Economic growth goes down when the number of wet days and days with extreme rainfall go up, a team of scientists at the Potsdam Institute for Climate Impact Research I(PIK) in Germany has found.

The analysis statistically evaluated data of subnational economic output for 1,554 regions worldwide in the period 1979-2019, collected and made publicly available by the Potsdam Institute and the Mercator Research Institute on Global Commons and Climate Change (MCC), who led the study.

Rich countries badly hit 

Rich countries are most severely affected and therefore the manufacturing and service sectors, according to their study published as cover story in Nature

The scientists combine subnational economic output data with high-resolution rainfall data. A combination of ever increasing detail in climatic and economic data is of particular importance in the context of rain, a highly local phenomenon, and revealed the new insights.

By loading the atmosphere with greenhouse gases from fossil power plants and cars, humanity is heating the planet, the study says. Warming air holds more water vapour that eventually becomes rain. 

Warming air, more vapour

Data analysis of more than 1,500 regions over 40 years shows a clear connection and suggests that intensified daily rainfall driven by climate change will harm the global economy.

“This is about prosperity, and ultimately about people’s jobs. Economies across the world are slowed down by more wet days and extreme daily rainfall, an important insight that adds to our growing understanding of the true costs of climate change,” says Leonie Wenz at both the PIK and the MCC. 

“Macro-economic assessments of climate impacts have so far focused mostly on temperature and considered, if at all, changes in rainfall only across longer time scales such as years or months, thus missing the complete picture,” explains Wenz. 

Rainfall distribution pattern

“While more annual rainfall is generally good for economies, especially agriculture-dependent ones, the question is also how the rain is distributed across the days of the year. Intensified daily rainfall turns out to be bad, especially for wealthy, industrialised countries like the US, Japan, or Germany.”

“We identify a number of distinct effects on economic production, yet the most important one really is from extreme daily rainfall”, says Maximilian Kotz, first author of the study and also at the PIK. 

“This is because rainfall extremes are where we can already see the influence of climate change most clearly, and because they are intensifying almost everywhere across the world.”

Daily rainfall trends

Although atmospheric dynamics make regional changes in annual averages more complicated, daily rainfall extremes are increasing globally due to this water vapour effect.

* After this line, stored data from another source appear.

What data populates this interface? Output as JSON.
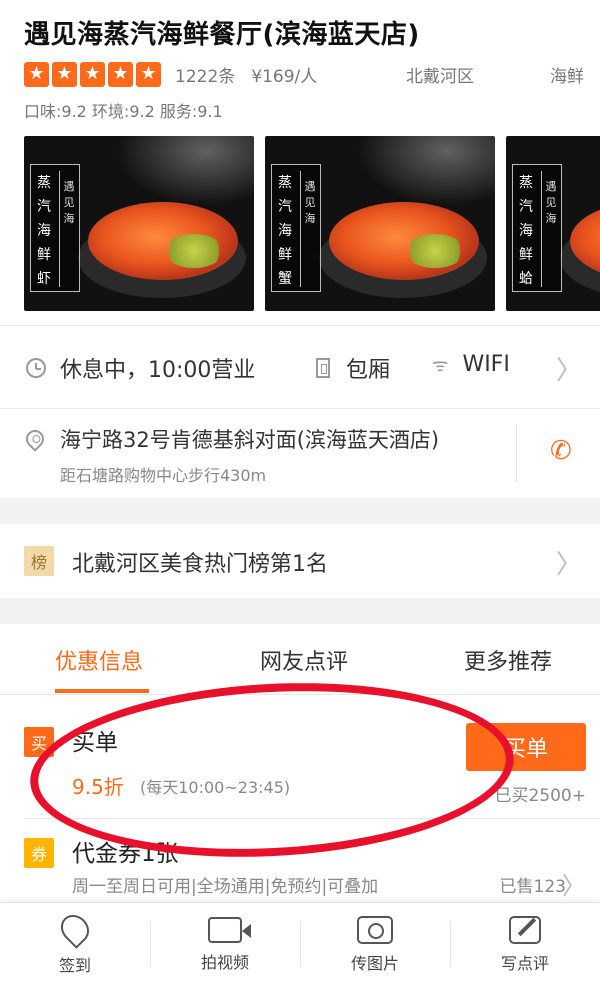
{
  "header": {
    "title": "遇见海蒸汽海鲜餐厅(滨海蓝天店)",
    "stars": 5,
    "star_glyph": "★",
    "review_count": "1222条",
    "avg_price": "¥169/人",
    "region": "北戴河区",
    "category": "海鲜",
    "scores": "口味:9.2 环境:9.2 服务:9.1"
  },
  "gallery": [
    {
      "tag_main": "蒸汽海鲜虾",
      "tag_sub": "遇见海"
    },
    {
      "tag_main": "蒸汽海鲜蟹",
      "tag_sub": "遇见海"
    },
    {
      "tag_main": "蒸汽海鲜蛤",
      "tag_sub": "遇见海"
    }
  ],
  "info": {
    "hours": "休息中，10:00营业",
    "room": "包厢",
    "wifi": "WIFI",
    "wifi_glyph": "ᯤ",
    "chevron": "〉"
  },
  "address": {
    "main": "海宁路32号肯德基斜对面(滨海蓝天酒店)",
    "sub": "距石塘路购物中心步行430m",
    "phone_glyph": "✆"
  },
  "ranking": {
    "badge": "榜",
    "text": "北戴河区美食热门榜第1名",
    "chevron": "〉"
  },
  "tabs": [
    "优惠信息",
    "网友点评",
    "更多推荐"
  ],
  "deal": {
    "badge": "买",
    "title": "买单",
    "discount": "9.5折",
    "hours": "(每天10:00~23:45)",
    "button": "买单",
    "sold": "已买2500+"
  },
  "voucher": {
    "badge": "券",
    "title": "代金券1张",
    "desc": "周一至周日可用|全场通用|免预约|可叠加",
    "sold": "已售123",
    "chevron": "〉"
  },
  "bottom_bar": [
    {
      "label": "签到",
      "icon": "checkin-icon"
    },
    {
      "label": "拍视频",
      "icon": "video-icon"
    },
    {
      "label": "传图片",
      "icon": "photo-icon"
    },
    {
      "label": "写点评",
      "icon": "review-icon"
    }
  ],
  "colors": {
    "accent": "#ff6a1a",
    "annotation": "#e8102a"
  }
}
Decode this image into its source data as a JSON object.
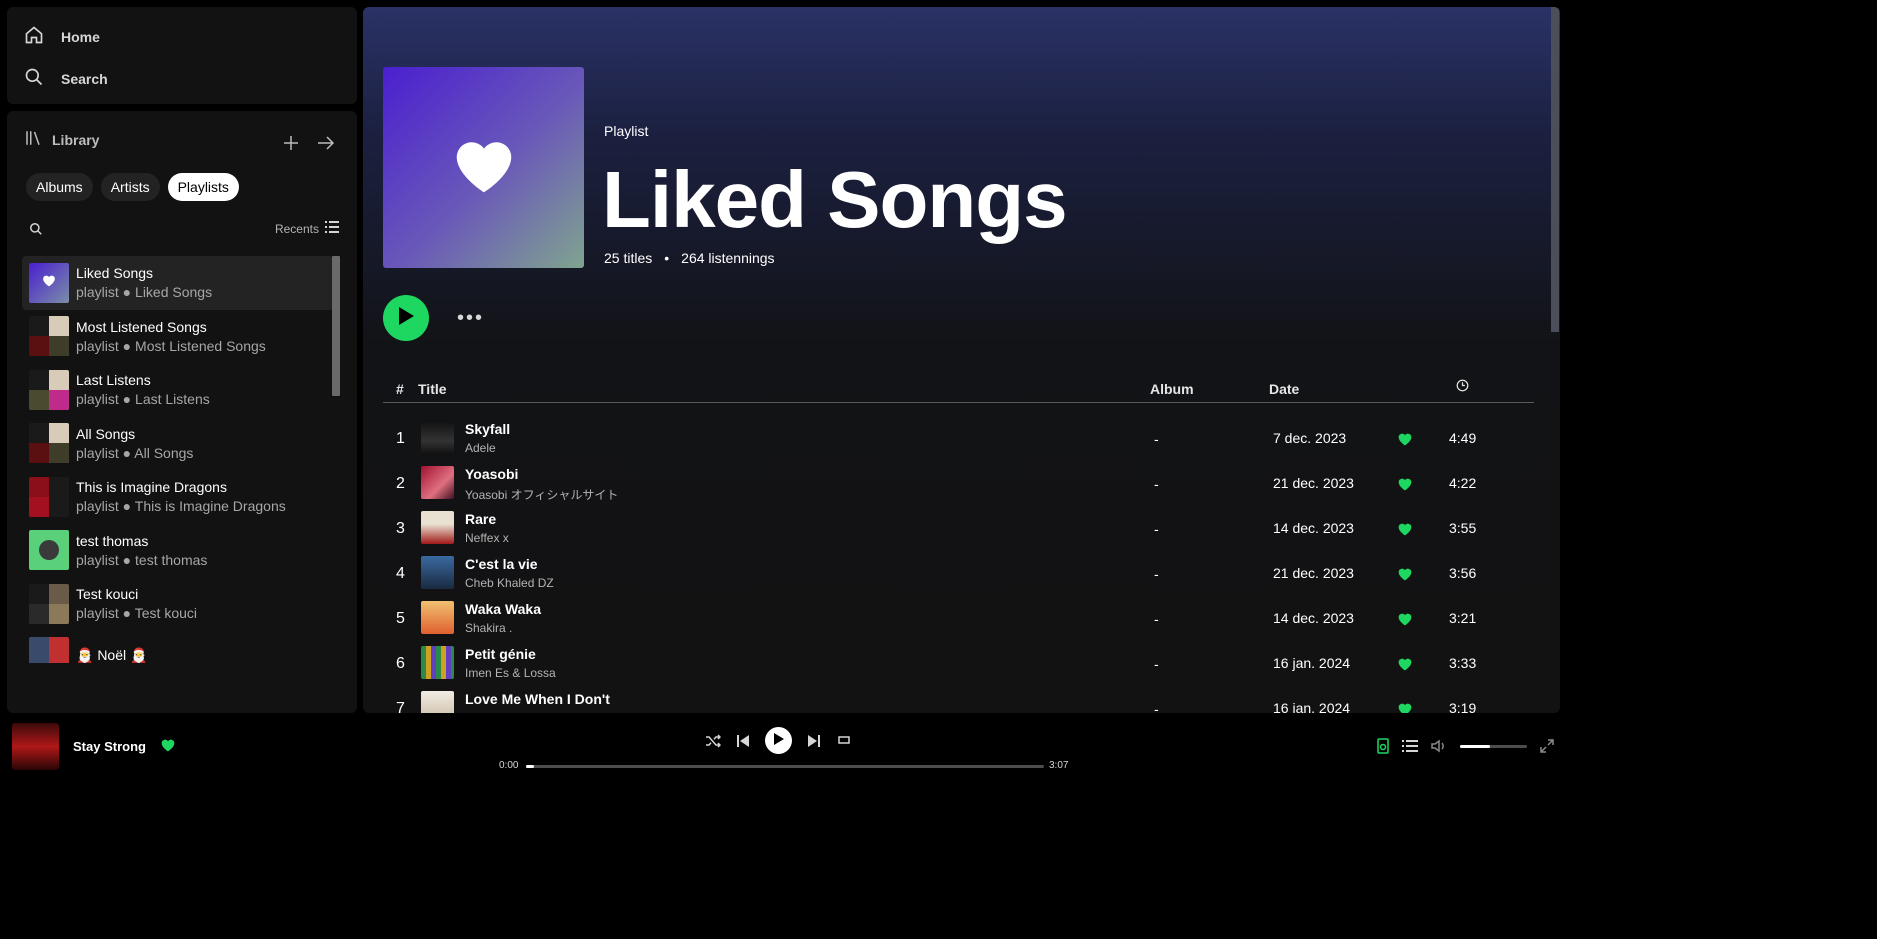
{
  "nav": {
    "home": "Home",
    "search": "Search"
  },
  "library": {
    "title": "Library",
    "chips": [
      "Albums",
      "Artists",
      "Playlists"
    ],
    "active_chip": "Playlists",
    "sort": "Recents",
    "items": [
      {
        "name": "Liked Songs",
        "sub": "playlist ● Liked Songs"
      },
      {
        "name": "Most Listened Songs",
        "sub": "playlist ● Most Listened Songs"
      },
      {
        "name": "Last Listens",
        "sub": "playlist ● Last Listens"
      },
      {
        "name": "All Songs",
        "sub": "playlist ● All Songs"
      },
      {
        "name": "This is Imagine Dragons",
        "sub": "playlist ● This is Imagine Dragons"
      },
      {
        "name": "test thomas",
        "sub": "playlist ● test thomas"
      },
      {
        "name": "Test kouci",
        "sub": "playlist ● Test kouci"
      },
      {
        "name": "🎅 Noël 🎅",
        "sub": ""
      }
    ]
  },
  "playlist": {
    "type_label": "Playlist",
    "title": "Liked Songs",
    "titles_count": "25 titles",
    "separator": "•",
    "listens": "264 listennings"
  },
  "table": {
    "headers": {
      "num": "#",
      "title": "Title",
      "album": "Album",
      "date": "Date"
    },
    "rows": [
      {
        "num": "1",
        "title": "Skyfall",
        "artist": "Adele",
        "album": "-",
        "date": "7 dec. 2023",
        "duration": "4:49"
      },
      {
        "num": "2",
        "title": "Yoasobi",
        "artist": "Yoasobi オフィシャルサイト",
        "album": "-",
        "date": "21 dec. 2023",
        "duration": "4:22"
      },
      {
        "num": "3",
        "title": "Rare",
        "artist": "Neffex x",
        "album": "-",
        "date": "14 dec. 2023",
        "duration": "3:55"
      },
      {
        "num": "4",
        "title": "C'est la vie",
        "artist": "Cheb Khaled DZ",
        "album": "-",
        "date": "21 dec. 2023",
        "duration": "3:56"
      },
      {
        "num": "5",
        "title": "Waka Waka",
        "artist": "Shakira .",
        "album": "-",
        "date": "14 dec. 2023",
        "duration": "3:21"
      },
      {
        "num": "6",
        "title": "Petit génie",
        "artist": "Imen Es & Lossa",
        "album": "-",
        "date": "16 jan. 2024",
        "duration": "3:33"
      },
      {
        "num": "7",
        "title": "Love Me When I Don't",
        "artist": "",
        "album": "-",
        "date": "16 jan. 2024",
        "duration": "3:19"
      }
    ]
  },
  "player": {
    "track": "Stay Strong",
    "current_time": "0:00",
    "total_time": "3:07",
    "progress_fraction": 0.015,
    "volume_fraction": 0.45
  },
  "colors": {
    "accent": "#1ed760",
    "background": "#121212"
  }
}
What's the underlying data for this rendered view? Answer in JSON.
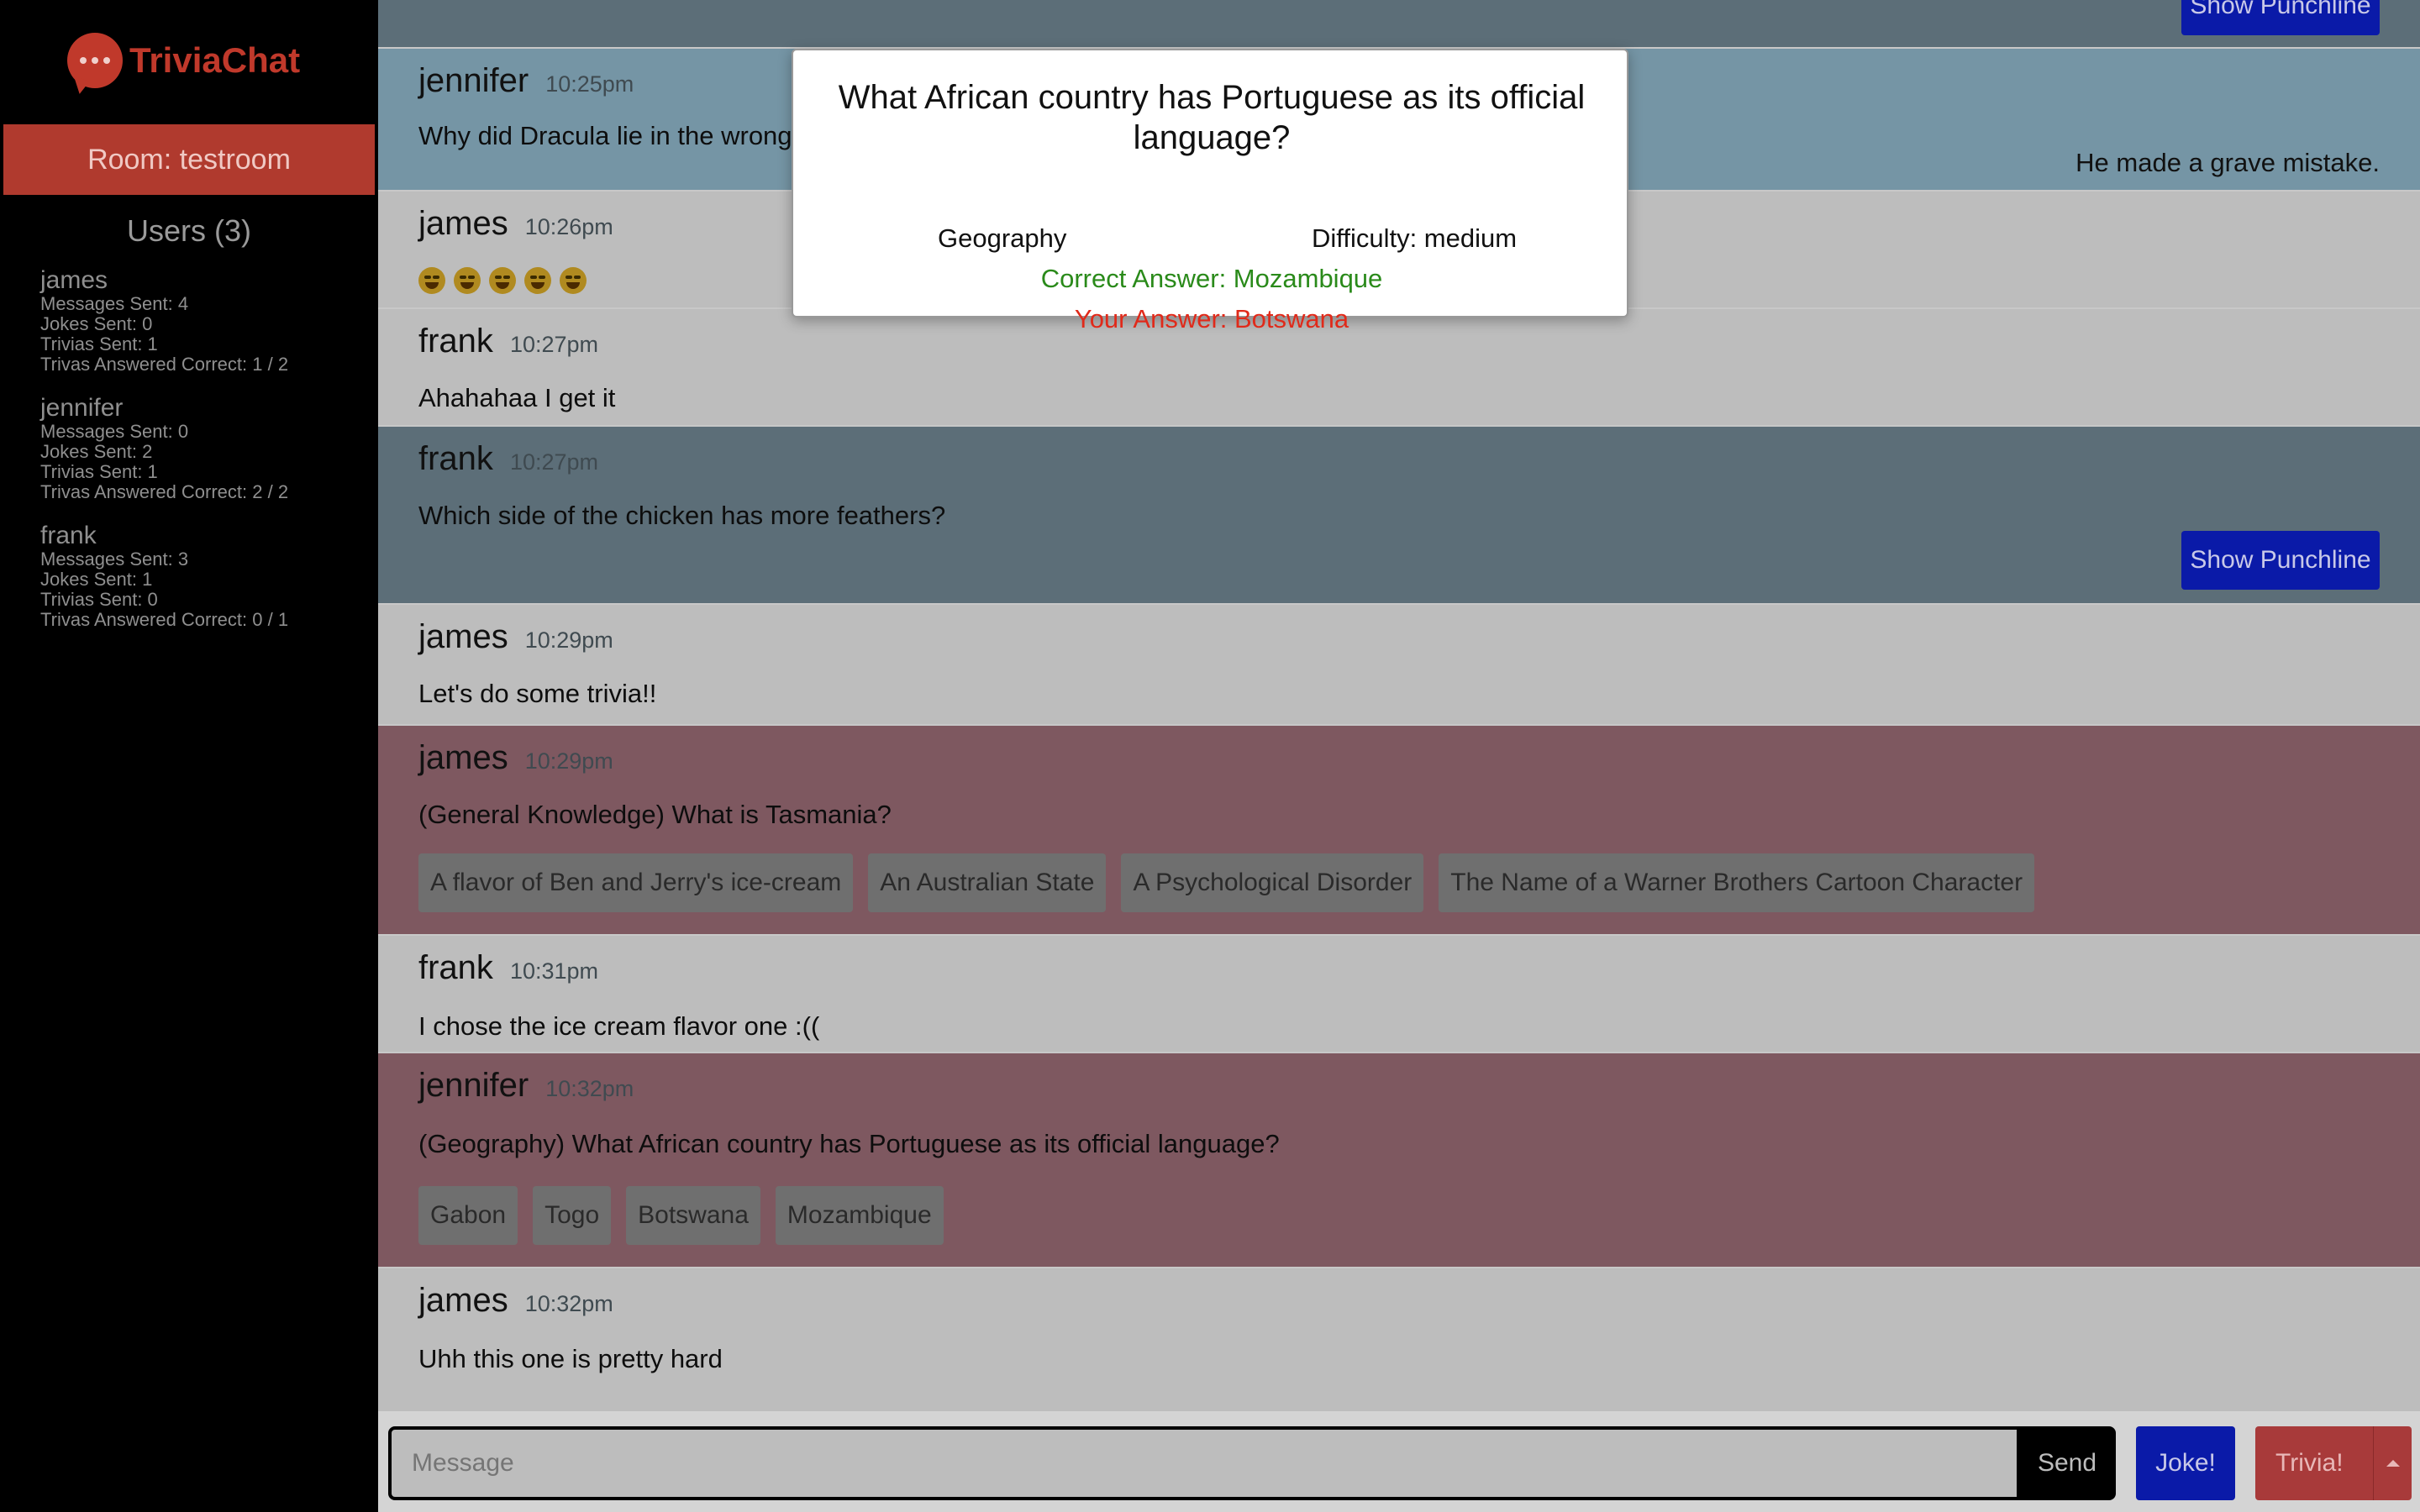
{
  "app": {
    "brand": "TriviaChat"
  },
  "sidebar": {
    "room_label": "Room: testroom",
    "users_title": "Users (3)",
    "users": [
      {
        "name": "james",
        "stats": [
          "Messages Sent: 4",
          "Jokes Sent: 0",
          "Trivias Sent: 1",
          "Trivas Answered Correct: 1 / 2"
        ]
      },
      {
        "name": "jennifer",
        "stats": [
          "Messages Sent: 0",
          "Jokes Sent: 2",
          "Trivias Sent: 1",
          "Trivas Answered Correct: 2 / 2"
        ]
      },
      {
        "name": "frank",
        "stats": [
          "Messages Sent: 3",
          "Jokes Sent: 1",
          "Trivias Sent: 0",
          "Trivas Answered Correct: 0 / 1"
        ]
      }
    ]
  },
  "chat": {
    "top_partial_button": "Show Punchline",
    "messages": [
      {
        "author": "jennifer",
        "time": "10:25pm",
        "text": "Why did Dracula lie in the wrong",
        "punchline": "He made a grave mistake."
      },
      {
        "author": "james",
        "time": "10:26pm",
        "emoji_count": 5
      },
      {
        "author": "frank",
        "time": "10:27pm",
        "text": "Ahahahaa I get it"
      },
      {
        "author": "frank",
        "time": "10:27pm",
        "text": "Which side of the chicken has more feathers?",
        "button": "Show Punchline"
      },
      {
        "author": "james",
        "time": "10:29pm",
        "text": "Let's do some trivia!!"
      },
      {
        "author": "james",
        "time": "10:29pm",
        "text": "(General Knowledge) What is Tasmania?",
        "options": [
          "A flavor of Ben and Jerry's ice-cream",
          "An Australian State",
          "A Psychological Disorder",
          "The Name of a Warner Brothers Cartoon Character"
        ]
      },
      {
        "author": "frank",
        "time": "10:31pm",
        "text": "I chose the ice cream flavor one :(("
      },
      {
        "author": "jennifer",
        "time": "10:32pm",
        "text": "(Geography) What African country has Portuguese as its official language?",
        "options": [
          "Gabon",
          "Togo",
          "Botswana",
          "Mozambique"
        ]
      },
      {
        "author": "james",
        "time": "10:32pm",
        "text": "Uhh this one is pretty hard"
      }
    ]
  },
  "composer": {
    "placeholder": "Message",
    "send_label": "Send",
    "joke_label": "Joke!",
    "trivia_label": "Trivia!"
  },
  "modal": {
    "question": "What African country has Portuguese as its official language?",
    "category": "Geography",
    "difficulty": "Difficulty: medium",
    "correct": "Correct Answer: Mozambique",
    "yours": "Your Answer: Botswana"
  },
  "colors": {
    "brand": "#c0392b",
    "room_bg": "#b03a2e",
    "joke_bg": "#5c6e78",
    "trivia_bg": "#7e5860",
    "button_blue": "#0a1aa8",
    "correct": "#2a8a1a",
    "wrong": "#e02a1a"
  }
}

“Our study reveals that it’s precisely the fingerprint of global warming in daily rainfall which have hefty economic effects that have not yet been accounted for but are highly relevant”, says co-author Anders Levermann, Head of the PIK’s Complexity Science domain, professor at Potsdam University and researcher at Columbia University’s Lamont Doherty Earth Observatory, New York. 

Shock from weather extremes

“Taking a closer look at short-time scales instead of annual averages helps to understand what is going on: it’s the daily rainfall which poses the threat. It’s rather the climate shocks from weather extremes that threaten our way of life than the gradual changes,” Levermann pointed out.

“By destabilising our climate we harm our economies. We have to make sure that our burning of fossil fuels does not destabilise our societies, too,” he cautioned.